Couple postings back, I got into some stuff about violence and teaching, and referenced an expert in the field, Rory Miller.
Couple of my readers took me to task for what I said. Which is fine, because a difference of opinion is what makes a horse race, innit?
Just to clarify some things, a little history:
First post I read of Rory's on his blog was in November of 2005. He talks about going to Orycon, and mentions in passing that he doesn't read fiction. More than a couple times since then, he's brought that up again, even asked for recs once from folks trying to get him back into it: his blog, 5 April 2010. He has little patience for fiction. If he is using force and it is dramatic or entertaining, he says, he's doing it wrong. (23 February 2008)
If you are writing a novel and you aren't dramatic and entertaining, you are doing it wrong.
Truth is no defense in fiction.
I've trained in an ER and worked in a clinic. I've seen all kinds of body fluids outside the containers, and dealt with them, and how they got outside. But I'm not going to -- so to speak -- splash it all over the pages of a novel. It doesn't serve my purpose in most stories to do so. Thus my fiction is not real, but if you want reality? You can read non-fiction or watch the evening news.
Still, I don't fault Rory for writing a book offering how to teach fiction writers how to write about violence even though he doesn't read the stuff. (Scroll down the page for my notice and the review, which was five stars.) You don't have to know everything to venture an opinion or a helpful comment. Let me repeat that, with emphasis: You don't have to know everything to venture an opinion or a helpful comment. There's good material in his book, even if I believe that too much of it might kill a novel sale. It's not my job as a fiction writer to educate my readers, it is to entertain them. What I use to season my dish is up to me. Too little spice makes it bland. Too much makes it inedible.
Rory allows as how there are things he knows how to do but has problems teaching to beginners. Breakfalls, for instance. He can do them, but he's forgotten the basics of how he learned them. (I've had this discussion at length, the expert showing the beginner, and I won't belabor it, but my opinion stayed the same after the discussion because nobody showed me anything compelling to change it. And I don't hear disagreement in that comment.)
The reason we got into tigers and rabbits is because I think it's hard for a tiger to teach a rabbit how to think or behave like a tiger. I could be wrong, but that was my thought.
Against a tiger, a wolf is going to have big problems. I wouldn't bet anything on the rabbit.
More than once, Rory and I and other readers of his and my blogs have thrashed through some of these questions about movement and psychology and fight-or-flight, and more often than not, come away with something we didn't have before. This is one of the reasons to bring it up. And if I read something I think is fuzzy, I am going to point it out and listen for clarification. If Rory is looking for yes-men -- and I'm pretty sure he isn't -- I'm not the guy he wants to ask. Mostly I'll go with him. Sometimes, I think he's wrong, so he gets the "no" response.
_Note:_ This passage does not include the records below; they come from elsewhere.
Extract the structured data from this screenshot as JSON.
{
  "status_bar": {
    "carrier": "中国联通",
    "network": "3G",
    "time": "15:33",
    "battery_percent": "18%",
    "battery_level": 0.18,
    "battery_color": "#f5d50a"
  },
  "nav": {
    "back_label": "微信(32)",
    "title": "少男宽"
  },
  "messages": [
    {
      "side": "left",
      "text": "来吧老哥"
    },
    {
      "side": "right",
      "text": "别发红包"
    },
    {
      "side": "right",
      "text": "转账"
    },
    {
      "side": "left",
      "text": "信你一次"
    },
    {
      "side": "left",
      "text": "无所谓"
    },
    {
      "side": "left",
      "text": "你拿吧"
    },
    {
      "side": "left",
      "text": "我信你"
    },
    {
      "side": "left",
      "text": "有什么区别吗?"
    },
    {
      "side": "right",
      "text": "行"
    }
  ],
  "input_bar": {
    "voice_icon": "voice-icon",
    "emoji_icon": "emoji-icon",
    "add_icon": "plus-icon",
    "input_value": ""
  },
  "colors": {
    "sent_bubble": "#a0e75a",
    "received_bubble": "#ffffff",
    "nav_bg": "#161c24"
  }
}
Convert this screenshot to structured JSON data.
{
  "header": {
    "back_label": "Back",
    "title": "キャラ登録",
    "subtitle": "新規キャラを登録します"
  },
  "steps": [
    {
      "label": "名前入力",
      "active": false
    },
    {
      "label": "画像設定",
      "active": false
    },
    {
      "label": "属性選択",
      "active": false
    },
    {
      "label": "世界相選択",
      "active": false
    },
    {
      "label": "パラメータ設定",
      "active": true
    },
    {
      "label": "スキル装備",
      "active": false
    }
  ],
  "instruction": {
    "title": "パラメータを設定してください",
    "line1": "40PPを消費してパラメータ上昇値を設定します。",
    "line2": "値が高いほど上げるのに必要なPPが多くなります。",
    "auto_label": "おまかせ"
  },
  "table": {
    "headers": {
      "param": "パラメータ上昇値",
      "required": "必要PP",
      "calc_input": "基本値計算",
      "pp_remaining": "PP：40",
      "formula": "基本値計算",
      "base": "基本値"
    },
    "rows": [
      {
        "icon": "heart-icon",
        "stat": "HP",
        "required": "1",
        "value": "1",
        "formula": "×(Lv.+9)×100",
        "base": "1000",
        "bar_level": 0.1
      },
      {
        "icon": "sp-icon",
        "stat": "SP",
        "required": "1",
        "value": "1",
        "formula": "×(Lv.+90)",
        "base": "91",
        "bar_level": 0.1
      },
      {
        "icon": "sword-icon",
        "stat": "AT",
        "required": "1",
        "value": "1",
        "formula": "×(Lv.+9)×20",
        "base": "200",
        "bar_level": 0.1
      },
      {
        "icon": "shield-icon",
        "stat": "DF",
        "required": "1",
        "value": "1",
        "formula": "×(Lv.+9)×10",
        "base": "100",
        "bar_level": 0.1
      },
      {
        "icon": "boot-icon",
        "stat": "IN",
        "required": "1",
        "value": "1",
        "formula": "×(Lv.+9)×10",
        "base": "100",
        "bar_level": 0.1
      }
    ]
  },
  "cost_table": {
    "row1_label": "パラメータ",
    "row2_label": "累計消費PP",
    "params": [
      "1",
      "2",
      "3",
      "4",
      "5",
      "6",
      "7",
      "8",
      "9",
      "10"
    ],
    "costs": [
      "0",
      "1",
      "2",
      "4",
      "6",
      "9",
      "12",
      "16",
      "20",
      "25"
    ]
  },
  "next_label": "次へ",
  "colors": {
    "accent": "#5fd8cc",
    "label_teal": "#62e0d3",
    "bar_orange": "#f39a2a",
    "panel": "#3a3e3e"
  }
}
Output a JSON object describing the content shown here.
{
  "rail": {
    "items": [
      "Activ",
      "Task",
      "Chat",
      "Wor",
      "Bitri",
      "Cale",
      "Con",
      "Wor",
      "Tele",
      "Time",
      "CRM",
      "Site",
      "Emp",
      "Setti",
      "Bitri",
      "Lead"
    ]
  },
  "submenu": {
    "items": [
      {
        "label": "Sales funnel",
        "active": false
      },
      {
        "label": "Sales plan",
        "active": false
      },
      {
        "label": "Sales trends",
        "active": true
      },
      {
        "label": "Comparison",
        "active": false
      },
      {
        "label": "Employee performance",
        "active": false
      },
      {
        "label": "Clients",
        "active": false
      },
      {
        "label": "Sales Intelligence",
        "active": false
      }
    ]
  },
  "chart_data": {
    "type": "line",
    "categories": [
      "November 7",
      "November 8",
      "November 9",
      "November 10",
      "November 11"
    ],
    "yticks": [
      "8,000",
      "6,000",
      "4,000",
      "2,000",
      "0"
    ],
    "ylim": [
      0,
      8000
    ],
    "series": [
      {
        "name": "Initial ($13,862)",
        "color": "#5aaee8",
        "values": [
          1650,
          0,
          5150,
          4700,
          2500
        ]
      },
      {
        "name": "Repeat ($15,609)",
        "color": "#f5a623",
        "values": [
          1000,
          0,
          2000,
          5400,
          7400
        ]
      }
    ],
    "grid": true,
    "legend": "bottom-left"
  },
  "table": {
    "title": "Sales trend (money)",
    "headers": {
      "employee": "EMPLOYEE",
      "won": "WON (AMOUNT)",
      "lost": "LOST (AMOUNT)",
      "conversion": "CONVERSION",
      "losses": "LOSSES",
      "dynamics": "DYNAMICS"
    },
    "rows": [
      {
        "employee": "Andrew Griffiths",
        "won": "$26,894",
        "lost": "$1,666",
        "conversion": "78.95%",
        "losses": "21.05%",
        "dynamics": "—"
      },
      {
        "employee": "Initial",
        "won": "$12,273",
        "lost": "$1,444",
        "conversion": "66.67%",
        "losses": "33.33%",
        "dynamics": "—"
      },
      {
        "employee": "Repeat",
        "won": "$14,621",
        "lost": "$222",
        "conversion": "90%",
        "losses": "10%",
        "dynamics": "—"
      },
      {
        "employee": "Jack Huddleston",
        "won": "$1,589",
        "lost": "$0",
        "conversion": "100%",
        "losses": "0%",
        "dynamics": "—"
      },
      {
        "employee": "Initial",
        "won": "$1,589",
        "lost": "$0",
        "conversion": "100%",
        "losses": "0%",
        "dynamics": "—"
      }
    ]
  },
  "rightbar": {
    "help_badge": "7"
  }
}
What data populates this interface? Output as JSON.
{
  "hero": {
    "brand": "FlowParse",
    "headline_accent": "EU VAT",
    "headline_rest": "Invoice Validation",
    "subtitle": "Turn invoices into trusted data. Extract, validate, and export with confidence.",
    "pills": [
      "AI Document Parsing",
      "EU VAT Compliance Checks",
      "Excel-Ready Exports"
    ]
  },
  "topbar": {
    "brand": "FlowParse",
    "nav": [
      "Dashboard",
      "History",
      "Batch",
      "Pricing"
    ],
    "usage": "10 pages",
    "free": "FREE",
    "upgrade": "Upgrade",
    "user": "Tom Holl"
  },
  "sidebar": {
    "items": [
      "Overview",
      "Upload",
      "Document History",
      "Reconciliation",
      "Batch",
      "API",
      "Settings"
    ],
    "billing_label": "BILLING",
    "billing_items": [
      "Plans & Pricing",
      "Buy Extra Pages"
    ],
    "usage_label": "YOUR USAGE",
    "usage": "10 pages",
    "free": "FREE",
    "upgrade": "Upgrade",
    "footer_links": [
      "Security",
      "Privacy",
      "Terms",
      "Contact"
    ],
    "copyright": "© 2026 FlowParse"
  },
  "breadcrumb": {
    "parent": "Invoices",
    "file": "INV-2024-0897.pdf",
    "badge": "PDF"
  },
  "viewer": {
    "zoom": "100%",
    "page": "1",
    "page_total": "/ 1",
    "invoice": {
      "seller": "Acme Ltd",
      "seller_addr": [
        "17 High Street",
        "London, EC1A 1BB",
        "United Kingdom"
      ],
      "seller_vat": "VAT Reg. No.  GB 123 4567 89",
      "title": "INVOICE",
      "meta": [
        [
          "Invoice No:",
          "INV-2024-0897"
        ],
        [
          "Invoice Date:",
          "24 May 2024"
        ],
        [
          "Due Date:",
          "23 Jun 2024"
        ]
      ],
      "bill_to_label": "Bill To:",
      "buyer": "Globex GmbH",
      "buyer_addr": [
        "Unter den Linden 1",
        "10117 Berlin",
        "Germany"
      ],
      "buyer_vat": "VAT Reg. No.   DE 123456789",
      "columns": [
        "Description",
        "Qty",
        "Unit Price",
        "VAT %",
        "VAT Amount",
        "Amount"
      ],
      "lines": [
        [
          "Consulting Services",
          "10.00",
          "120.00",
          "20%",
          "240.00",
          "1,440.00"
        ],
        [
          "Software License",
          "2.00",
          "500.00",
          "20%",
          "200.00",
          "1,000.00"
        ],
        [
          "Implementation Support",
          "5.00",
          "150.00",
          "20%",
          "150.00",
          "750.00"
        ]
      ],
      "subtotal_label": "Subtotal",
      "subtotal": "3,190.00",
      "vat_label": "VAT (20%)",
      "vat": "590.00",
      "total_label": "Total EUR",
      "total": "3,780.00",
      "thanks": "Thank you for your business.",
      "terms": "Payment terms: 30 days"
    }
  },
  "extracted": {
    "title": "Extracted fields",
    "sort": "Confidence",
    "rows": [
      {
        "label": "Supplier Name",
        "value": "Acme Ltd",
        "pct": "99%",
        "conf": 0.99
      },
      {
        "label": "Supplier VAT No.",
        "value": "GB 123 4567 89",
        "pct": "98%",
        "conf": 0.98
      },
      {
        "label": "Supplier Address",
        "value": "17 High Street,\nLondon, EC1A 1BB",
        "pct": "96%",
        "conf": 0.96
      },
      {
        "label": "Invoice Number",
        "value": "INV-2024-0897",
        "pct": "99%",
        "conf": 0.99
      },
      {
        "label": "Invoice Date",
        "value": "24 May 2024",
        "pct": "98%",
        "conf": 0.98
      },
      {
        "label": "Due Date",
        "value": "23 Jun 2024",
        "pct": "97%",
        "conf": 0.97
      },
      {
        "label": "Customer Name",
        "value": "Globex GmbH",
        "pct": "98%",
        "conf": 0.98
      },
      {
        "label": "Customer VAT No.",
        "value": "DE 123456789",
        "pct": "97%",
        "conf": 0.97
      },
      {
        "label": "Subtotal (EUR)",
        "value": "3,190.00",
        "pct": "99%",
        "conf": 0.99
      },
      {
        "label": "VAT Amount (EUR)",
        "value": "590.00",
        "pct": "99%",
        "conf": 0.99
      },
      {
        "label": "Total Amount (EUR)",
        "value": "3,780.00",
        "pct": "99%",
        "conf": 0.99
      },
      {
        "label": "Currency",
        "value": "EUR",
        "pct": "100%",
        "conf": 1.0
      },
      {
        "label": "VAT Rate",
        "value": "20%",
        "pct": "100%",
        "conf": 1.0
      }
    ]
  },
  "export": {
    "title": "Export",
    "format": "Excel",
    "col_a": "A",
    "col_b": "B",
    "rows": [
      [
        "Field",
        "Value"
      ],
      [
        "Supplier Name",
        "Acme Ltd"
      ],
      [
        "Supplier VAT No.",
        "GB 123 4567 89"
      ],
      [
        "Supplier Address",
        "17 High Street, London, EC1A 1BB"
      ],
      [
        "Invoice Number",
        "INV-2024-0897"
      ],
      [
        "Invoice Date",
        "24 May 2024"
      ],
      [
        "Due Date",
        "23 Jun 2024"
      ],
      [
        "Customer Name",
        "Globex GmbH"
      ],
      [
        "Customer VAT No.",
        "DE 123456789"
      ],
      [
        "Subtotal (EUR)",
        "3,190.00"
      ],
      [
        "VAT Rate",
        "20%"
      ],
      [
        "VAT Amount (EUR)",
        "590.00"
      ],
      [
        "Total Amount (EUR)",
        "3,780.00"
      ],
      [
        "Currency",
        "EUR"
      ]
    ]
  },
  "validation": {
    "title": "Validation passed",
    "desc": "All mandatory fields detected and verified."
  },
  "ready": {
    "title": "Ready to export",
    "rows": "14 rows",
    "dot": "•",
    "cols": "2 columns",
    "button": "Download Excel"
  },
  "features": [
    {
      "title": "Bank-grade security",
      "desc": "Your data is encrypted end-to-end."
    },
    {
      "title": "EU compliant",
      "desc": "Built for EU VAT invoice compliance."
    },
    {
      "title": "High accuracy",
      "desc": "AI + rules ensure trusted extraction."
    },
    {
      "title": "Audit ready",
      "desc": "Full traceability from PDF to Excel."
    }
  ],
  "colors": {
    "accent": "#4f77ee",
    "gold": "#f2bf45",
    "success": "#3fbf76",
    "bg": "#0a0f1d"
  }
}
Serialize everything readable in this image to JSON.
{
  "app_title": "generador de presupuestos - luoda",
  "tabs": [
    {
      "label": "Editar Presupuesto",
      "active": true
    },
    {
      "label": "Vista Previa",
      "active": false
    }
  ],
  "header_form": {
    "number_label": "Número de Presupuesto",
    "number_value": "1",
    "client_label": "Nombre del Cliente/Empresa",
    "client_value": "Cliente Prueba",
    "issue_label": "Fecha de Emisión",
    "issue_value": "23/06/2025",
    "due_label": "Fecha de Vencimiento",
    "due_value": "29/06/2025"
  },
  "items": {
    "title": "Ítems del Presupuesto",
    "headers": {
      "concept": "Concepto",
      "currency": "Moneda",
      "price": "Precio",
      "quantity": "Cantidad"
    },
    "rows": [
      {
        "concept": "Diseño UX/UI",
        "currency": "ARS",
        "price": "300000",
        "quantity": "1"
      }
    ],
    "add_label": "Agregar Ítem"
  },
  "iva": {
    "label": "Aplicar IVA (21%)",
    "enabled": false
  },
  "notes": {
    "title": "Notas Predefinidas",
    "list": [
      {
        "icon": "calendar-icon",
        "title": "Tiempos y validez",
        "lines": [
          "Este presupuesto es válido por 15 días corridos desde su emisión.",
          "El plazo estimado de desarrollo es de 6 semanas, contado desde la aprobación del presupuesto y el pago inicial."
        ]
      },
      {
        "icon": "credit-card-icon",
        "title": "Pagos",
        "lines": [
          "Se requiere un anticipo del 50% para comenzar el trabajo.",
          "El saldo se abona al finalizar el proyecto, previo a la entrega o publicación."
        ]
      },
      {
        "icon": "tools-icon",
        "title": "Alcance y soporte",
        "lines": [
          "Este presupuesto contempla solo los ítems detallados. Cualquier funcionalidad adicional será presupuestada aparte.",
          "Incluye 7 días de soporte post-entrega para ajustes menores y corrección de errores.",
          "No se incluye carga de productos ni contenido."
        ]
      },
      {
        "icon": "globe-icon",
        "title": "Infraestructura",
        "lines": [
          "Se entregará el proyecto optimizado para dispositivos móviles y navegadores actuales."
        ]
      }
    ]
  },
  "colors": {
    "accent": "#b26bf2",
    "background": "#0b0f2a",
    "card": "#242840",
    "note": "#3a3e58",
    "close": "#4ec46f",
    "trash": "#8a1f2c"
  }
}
Just as I appreciate it when I get called on it on my blog. Which happens often enough.
When Rory and I get to a point where the words on the page don't do it, we get together for coffee, because face-to-face conversation beats the best writing all hollow.
I respect Rory; who he is, what he does. But he's not always right, and if I hear something I don't agree with, then not telling him would be a disservice. I'm a reasonably bright fellow. If I miss something, I know it could be me; I could be biased, I could misread it, I could misunderstand it. Happened plenty of times before, no reason to believe it won't happen again. But it could also be that the person offering it didn't do it as well as s/he could. And telling him makes him sharpen his argument and rethink it ways he might not if everybody nods and smiles and gives him a reflexive thumbs-up. If you believe something is true, it should be able to withstand questioning. If an opinion isn't worth defending, is it worth having?